Over the years, stiffs in suits and fundamentalists have created their own societal ‘rules’ that the masses have lapped up because

people didn’t know an alternative to being perpetually sorry for every sexual thought.

As children and teenagers, we were taught to feel guilt and shame constantly and intensively. Decades of this resulted in the collective subconscious being poisoned. Much of what we learn as children stays with us throughout our lives. Unfortunately that’s not a positive for queer people who grew up in Thatcher’s Britain and under her government’s abhorrent Section 28. Shame and fear were purposely fed to the population; gay kids didn’t exist… except we did, and we had to just keep our heads down and get on with it – with no support whatsoever.

“No-one should be sticking their snout in the private life of others; it’s plain weird to be constantly concerned with what people like to do when it comes to their sexual proclivities”

Many of us – especially the femme-acting gays like myself – routinely got our heads kicked in because we were different and difference was tarred as objectionable from the leading politician in the country all the way down.

“Children who need to be taught traditional moral values are being taught that they have an inalienable right to be gay.” That’s what Thatcher said at the Conservative Party Conference in 1987. Pure wickedness. I believe she knew gay teens were going through hell but didn’t care because she prioritised her own dogmatic beliefs about traditional values over the welfare of young gay people. Was she evil? In my view, the most wicked PM this country has had to endure.

Fortunately I can now look back at my childhood and school years without my heart always sinking to the bottom of my stomach – thanks to good therapy and enlightened friends.

My parents brought me up as a devout Roman Catholic (not their fault); school lessons were peppered with guilt and shame; the teachers were mean – apart from the free-thinking Drama and English teachers; and there was little academia to speak off. Religious education was considered more important than maths (four and three lessons a week, respectively). Couple that with Section 28 and you end up with years of self-hatred and trauma that lingers like a zealous nun with the worst halitosis imaginable hovering above you in the classroom.

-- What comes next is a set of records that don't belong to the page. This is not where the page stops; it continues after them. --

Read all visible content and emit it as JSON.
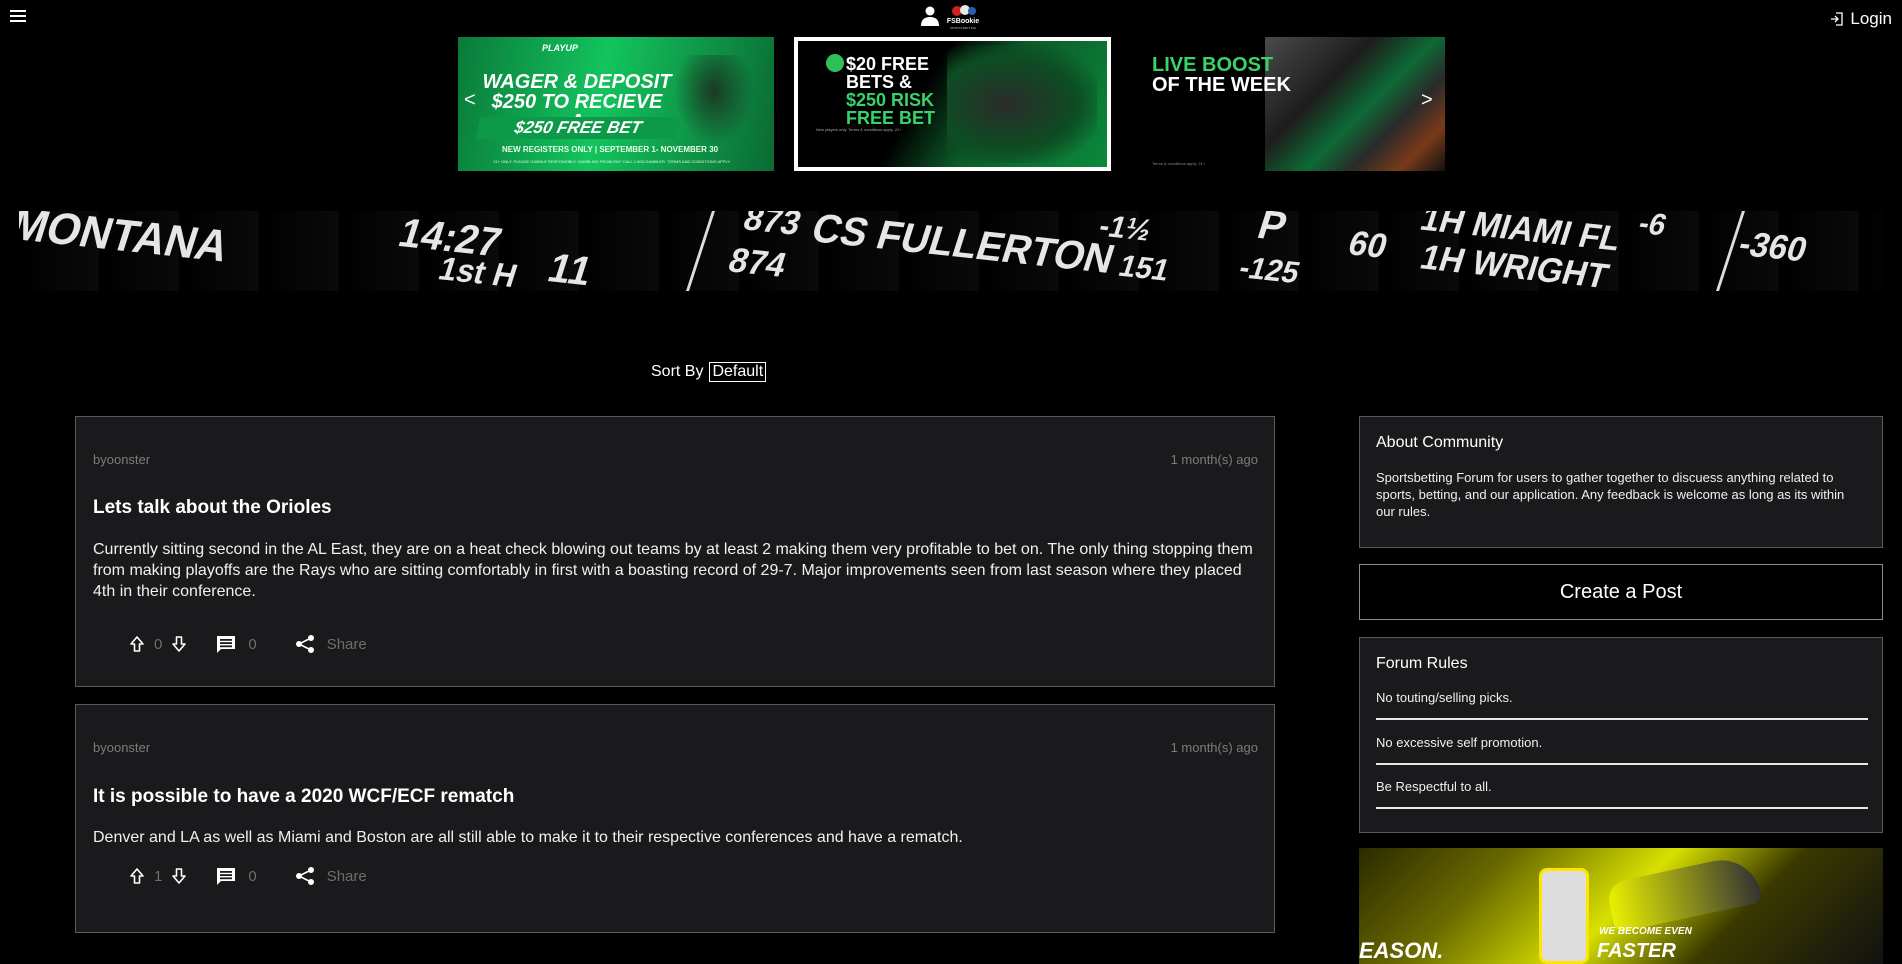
{
  "header": {
    "menu_icon": "hamburger-icon",
    "user_icon": "user-icon",
    "logo_text": "FSBookie",
    "logo_sub": "SPORTS BETTING",
    "login_label": "Login",
    "login_icon": "login-icon"
  },
  "carousel": {
    "prev": "<",
    "next": ">",
    "promos": [
      {
        "brand": "PLAYUP",
        "title": "WAGER & DEPOSIT $250 TO RECIEVE A",
        "badge": "$250 FREE BET",
        "note": "NEW REGISTERS ONLY | SEPTEMBER 1- NOVEMBER 30",
        "fine": "21+ ONLY. PLEASE GAMBLE RESPONSIBLY. GAMBLING PROBLEM? CALL 1-800-GAMBLER. TERMS AND CONDITIONS APPLY."
      },
      {
        "title_a": "$20 FREE",
        "title_b": "BETS &",
        "title_c": "$250 RISK",
        "title_d": "FREE BET",
        "fine": "New players only. Terms & conditions apply. 21+"
      },
      {
        "title_a": "LIVE BOOST",
        "title_b": "OF THE WEEK",
        "fine": "Terms & conditions apply. 21+"
      }
    ]
  },
  "banner": {
    "ticks": [
      "MONTANA",
      "14:27",
      "1st H",
      "11",
      "873",
      "874",
      "CS FULLERTON",
      "-1½",
      "151",
      "P",
      "-125",
      "60",
      "1H MIAMI FL",
      "1H WRIGHT",
      "-6",
      "-360"
    ]
  },
  "sort": {
    "label": "Sort By",
    "value": "Default"
  },
  "posts": [
    {
      "author": "byoonster",
      "time": "1 month(s) ago",
      "title": "Lets talk about the Orioles",
      "body": "Currently sitting second in the AL East, they are on a heat check blowing out teams by at least 2 making them very profitable to bet on. The only thing stopping them from making playoffs are the Rays who are sitting comfortably in first with a boasting record of 29-7. Major improvements seen from last season where they placed 4th in their conference.",
      "votes": "0",
      "comments": "0",
      "share": "Share"
    },
    {
      "author": "byoonster",
      "time": "1 month(s) ago",
      "title": "It is possible to have a 2020 WCF/ECF rematch",
      "body": "Denver and LA as well as Miami and Boston are all still able to make it to their respective conferences and have a rematch.",
      "votes": "1",
      "comments": "0",
      "share": "Share"
    }
  ],
  "sidebar": {
    "about_title": "About Community",
    "about_text": "Sportsbetting Forum for users to gather together to discuess anything related to sports, betting, and our application. Any feedback is welcome as long as its within our rules.",
    "create_label": "Create a Post",
    "rules_title": "Forum Rules",
    "rules": [
      "No touting/selling picks.",
      "No excessive self promotion.",
      "Be Respectful to all."
    ],
    "ad_left": "EASON.",
    "ad_line1": "WE BECOME EVEN",
    "ad_line2": "FASTER"
  },
  "colors": {
    "background": "#000000",
    "card": "#1a1a1c",
    "border": "#5a5a5a",
    "muted": "#7c7c7c",
    "accent_green": "#13c45e",
    "accent_yellow": "#d8e000"
  }
}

Those years are widely considered to be some of the most important of one’s life, and innumerable gay people had them ruined because of society’s obsession with shame.

Thankfully I left my hometown as soon as I could and hotfooted it to London – such a cliché, a fabulous one nonetheless – and never looked back. After quite a few years of hanging around gay bars cruising for cock in the shadows with fellow cisgender males only, I fell into a crowd and sub-scene that opened my eyes to sex positivity; my newfound lesbian, trans and non-binary friends challenged the deep-rooted prejudices that had been hammered into me from an early age. It felt like something had finally been unlocked within me.

I would never profess that I’m now a fully liberated sexual being; who on earth truly is? I think most of us harbour shame that’s been brought about by life experiences. Some of us have been lucky and managed to quell it somewhat. That in itself is liberation.

The key point is, wherever you lie on the shame-o-meter, however you’re dealing with those inner demons, try not to judge others by the standards that have been imposed on you by a self-righteous society, or an invisible omnipresent being. Because who said your standards are the right ones? What even is right and normal? Don’t be like Thatcher. Aim to be like Rebecca More.

Mix with people you wouldn’t ordinarily mix with. Learn from them. Open your mind. Share your innermost thoughts and desires. Fuck the shame away!